Ce qui ne change pas, en revanche, c'est le rôle de l'expert. Dans tous les cas, il ne doit jamais porter d'appréciation d'ordre juridique ni préjuger. C'est un technicien, pas un homme de loi. Et c'est d'ailleurs sur sa connaissance d'une spécialité qu'il est habilité à porter le titre d'expert judiciaire. Un titre et rien de plus car être expert judiciaire n'est pas un métier. Pour accéder à ce titre, il faut justifier d'une bonne dizaine d'années d'expérience et prouver que l'on ne compte pas vivre de cette activité. Le postulant expert constitue un dossier qui est examiné par le procureur du tribunal de grande instance de son lieu d'activité ou de son domicile.

Chaque année, en fonction des besoins, un ou deux experts sont nommés. A raison de deux ou trois expertises judiciaires en moyenne par an et par expert rémunéré sur une base horaire de 500 francs en moyenne, il est évident que cette fonction s'inscrit en complément d'une autre activité professionnelle . « De toute façon, c'est parce que l'on exerce un métier à côté que l'on peut être un expert », insiste Paul Vidonne.

Comment, en effet, pouvoir être compétent dans un domaine sans cesse en évolution si l'on n'est pas sur le terrain ? La plupart des experts judiciaires sont donc des professionnels de l'informatique travaillant dans des entreprises du secteur, ou des professeurs d'université. D'autres concilient expertises judiciaires et expertises privées. A la tête de cabinets de conseil, ils interviennent à la demande des avocats d'une des parties ou sont appelés en mission par les deux parties pour régler à l'amiable les litiges commerciaux. Leurs honoraires sont libres. « C'est un petit monde, reconnaît Paul Vidonne, où le même expert peut se retrouver le lundi expert judiciaire et le mardi expert-conseil. »
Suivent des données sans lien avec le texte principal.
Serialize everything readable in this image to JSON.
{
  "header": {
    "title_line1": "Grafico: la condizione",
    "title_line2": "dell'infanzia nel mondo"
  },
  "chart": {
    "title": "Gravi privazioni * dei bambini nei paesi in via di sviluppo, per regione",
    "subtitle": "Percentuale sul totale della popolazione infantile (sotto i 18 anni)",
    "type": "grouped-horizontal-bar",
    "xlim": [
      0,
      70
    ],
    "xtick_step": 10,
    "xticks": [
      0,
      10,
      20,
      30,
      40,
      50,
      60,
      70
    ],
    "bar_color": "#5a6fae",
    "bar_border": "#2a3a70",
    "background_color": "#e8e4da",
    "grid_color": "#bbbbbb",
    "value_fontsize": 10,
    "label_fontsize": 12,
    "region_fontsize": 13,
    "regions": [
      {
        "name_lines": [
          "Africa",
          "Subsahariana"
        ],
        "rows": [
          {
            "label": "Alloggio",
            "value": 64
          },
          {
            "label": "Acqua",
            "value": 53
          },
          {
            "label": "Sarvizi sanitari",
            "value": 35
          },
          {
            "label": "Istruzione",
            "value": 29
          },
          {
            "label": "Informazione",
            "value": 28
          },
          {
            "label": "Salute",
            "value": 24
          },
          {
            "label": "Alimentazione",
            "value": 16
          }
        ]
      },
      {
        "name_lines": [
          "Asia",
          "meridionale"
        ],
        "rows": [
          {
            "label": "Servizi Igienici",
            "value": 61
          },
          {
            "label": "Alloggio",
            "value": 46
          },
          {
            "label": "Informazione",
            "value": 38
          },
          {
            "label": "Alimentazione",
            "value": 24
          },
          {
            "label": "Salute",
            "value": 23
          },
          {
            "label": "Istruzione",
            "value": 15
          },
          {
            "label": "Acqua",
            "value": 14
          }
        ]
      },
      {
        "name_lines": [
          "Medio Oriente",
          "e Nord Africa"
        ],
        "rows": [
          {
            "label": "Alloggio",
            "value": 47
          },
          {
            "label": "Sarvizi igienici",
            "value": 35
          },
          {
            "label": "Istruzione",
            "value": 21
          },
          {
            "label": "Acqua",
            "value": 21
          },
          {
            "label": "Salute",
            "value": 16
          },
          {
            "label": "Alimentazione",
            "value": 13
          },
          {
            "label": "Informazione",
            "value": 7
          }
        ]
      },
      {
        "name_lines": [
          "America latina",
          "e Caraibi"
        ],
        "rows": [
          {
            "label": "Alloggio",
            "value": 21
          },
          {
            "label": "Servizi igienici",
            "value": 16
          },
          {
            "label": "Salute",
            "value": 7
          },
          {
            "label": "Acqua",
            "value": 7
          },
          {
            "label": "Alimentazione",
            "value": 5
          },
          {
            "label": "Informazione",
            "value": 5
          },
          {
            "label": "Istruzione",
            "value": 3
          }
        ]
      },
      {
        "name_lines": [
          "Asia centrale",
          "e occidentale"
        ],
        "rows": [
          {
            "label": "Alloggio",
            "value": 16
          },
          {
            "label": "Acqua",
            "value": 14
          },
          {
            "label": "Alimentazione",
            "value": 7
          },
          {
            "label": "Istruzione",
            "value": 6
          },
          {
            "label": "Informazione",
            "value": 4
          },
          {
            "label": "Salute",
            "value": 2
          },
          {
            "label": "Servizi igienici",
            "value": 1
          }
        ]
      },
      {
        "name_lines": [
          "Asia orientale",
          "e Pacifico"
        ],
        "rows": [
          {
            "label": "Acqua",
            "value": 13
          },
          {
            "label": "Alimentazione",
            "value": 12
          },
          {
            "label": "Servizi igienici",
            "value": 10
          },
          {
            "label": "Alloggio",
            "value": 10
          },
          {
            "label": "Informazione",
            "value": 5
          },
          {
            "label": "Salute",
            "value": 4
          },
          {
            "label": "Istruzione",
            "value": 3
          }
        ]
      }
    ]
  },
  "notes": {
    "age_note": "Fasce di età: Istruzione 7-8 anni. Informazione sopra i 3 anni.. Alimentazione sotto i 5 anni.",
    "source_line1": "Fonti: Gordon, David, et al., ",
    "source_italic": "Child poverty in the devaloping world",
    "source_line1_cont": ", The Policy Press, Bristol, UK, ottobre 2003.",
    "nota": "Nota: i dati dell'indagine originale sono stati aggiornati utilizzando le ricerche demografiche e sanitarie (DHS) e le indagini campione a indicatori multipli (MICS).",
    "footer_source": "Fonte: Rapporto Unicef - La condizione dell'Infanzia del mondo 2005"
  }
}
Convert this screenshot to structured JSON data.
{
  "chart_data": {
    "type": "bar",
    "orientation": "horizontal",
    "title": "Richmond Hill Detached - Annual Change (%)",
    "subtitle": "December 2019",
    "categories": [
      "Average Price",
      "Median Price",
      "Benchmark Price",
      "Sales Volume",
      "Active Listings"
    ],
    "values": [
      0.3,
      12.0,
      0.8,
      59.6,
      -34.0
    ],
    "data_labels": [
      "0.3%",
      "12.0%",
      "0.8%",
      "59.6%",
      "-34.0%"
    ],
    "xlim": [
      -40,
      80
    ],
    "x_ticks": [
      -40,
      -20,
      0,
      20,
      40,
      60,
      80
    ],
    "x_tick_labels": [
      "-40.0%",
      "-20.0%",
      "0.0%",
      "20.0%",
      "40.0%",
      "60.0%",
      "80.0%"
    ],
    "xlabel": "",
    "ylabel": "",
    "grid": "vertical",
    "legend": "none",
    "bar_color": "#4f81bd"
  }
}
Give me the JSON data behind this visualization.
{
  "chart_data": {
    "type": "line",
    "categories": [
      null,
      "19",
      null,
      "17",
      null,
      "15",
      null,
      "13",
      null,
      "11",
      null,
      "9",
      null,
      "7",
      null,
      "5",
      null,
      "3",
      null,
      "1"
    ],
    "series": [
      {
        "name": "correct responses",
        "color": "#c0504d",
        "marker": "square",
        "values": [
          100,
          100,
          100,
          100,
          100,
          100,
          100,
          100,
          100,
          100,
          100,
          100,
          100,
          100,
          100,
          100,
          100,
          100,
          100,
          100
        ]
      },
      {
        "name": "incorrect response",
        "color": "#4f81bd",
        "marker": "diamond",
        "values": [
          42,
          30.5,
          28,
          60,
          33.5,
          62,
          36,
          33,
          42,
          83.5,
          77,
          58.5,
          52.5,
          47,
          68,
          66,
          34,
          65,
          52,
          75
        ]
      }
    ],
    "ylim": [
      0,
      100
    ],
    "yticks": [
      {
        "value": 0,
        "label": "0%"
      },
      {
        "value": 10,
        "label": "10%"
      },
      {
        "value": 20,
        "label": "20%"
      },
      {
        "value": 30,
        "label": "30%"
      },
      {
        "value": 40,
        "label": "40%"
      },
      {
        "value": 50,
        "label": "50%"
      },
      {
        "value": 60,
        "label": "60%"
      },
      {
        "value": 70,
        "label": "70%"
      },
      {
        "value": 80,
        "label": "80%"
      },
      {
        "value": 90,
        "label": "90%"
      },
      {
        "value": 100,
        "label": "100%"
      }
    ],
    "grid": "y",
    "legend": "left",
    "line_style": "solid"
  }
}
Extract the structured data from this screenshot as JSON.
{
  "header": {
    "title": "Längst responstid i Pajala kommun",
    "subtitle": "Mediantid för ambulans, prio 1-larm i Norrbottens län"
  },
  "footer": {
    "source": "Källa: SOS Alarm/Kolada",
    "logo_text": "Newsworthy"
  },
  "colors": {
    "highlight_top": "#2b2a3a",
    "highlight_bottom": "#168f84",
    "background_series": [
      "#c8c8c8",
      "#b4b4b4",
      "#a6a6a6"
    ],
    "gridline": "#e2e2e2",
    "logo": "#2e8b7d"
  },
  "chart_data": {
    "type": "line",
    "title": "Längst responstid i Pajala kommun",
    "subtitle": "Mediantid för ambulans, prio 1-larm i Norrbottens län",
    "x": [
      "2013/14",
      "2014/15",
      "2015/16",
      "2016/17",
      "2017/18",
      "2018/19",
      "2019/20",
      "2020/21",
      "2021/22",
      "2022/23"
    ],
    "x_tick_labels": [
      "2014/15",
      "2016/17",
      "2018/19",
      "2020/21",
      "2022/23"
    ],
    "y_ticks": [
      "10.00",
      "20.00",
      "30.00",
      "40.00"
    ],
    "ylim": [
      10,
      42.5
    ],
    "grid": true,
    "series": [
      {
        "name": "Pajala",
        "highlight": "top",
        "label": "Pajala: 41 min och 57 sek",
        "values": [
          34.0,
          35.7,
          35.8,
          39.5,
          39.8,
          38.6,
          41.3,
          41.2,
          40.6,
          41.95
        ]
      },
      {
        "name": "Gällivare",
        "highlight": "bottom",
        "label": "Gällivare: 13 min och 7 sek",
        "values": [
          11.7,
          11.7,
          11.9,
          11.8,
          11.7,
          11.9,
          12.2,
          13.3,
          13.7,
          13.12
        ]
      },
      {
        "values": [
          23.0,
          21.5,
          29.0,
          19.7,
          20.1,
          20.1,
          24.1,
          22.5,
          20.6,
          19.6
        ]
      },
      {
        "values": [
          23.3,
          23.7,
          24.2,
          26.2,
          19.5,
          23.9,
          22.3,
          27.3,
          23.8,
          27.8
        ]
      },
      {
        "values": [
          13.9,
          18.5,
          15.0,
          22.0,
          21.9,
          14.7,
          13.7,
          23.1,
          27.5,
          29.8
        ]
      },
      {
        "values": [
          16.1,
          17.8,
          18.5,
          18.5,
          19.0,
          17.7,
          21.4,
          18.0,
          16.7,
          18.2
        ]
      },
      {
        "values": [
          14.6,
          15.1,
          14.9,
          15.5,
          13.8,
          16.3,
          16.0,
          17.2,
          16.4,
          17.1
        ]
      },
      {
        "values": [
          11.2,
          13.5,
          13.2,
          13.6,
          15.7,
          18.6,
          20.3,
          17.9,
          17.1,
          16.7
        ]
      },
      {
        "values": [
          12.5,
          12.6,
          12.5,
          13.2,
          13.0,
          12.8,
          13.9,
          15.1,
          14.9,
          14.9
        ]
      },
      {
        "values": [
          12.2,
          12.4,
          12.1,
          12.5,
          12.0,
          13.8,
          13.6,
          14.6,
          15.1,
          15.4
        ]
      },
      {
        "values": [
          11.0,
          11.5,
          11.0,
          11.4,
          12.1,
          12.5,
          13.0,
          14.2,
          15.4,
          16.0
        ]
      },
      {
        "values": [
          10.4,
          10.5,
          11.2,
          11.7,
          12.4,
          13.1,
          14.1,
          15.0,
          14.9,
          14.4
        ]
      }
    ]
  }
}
D'autres, comme Daniel Duthil, directeur de la revue Expertises, évoquent le risque de connivence, non sans rappeler toutefois l'existence d'un code de déontologie, que tout expert sérieux est censé respecter et dont certains organismes comme la Cnejita se veulent les gardiens. « L'expert doit savoir refuser une mission s'il a un lien avec une ou plusieurs parties », précise Daniel Duthil. Convocation, organisation de réunions, collecte et gestion des pièces, note aux parties et rapport d'expertise, la procédure de l'expertise est longue (4 à 5 mois en moyenne) et chère. « Les litiges entre grandes entreprises ne conduisent pas souvent à des procédures judiciaires, mais se résolvent bien souvent par des méthodes alternatives », constate Daniel Duthil. La médiation et la conciliation constituent de plus en plus un nouveau champ d'activité pour les experts. Loin des tribunaux et de ses batailles.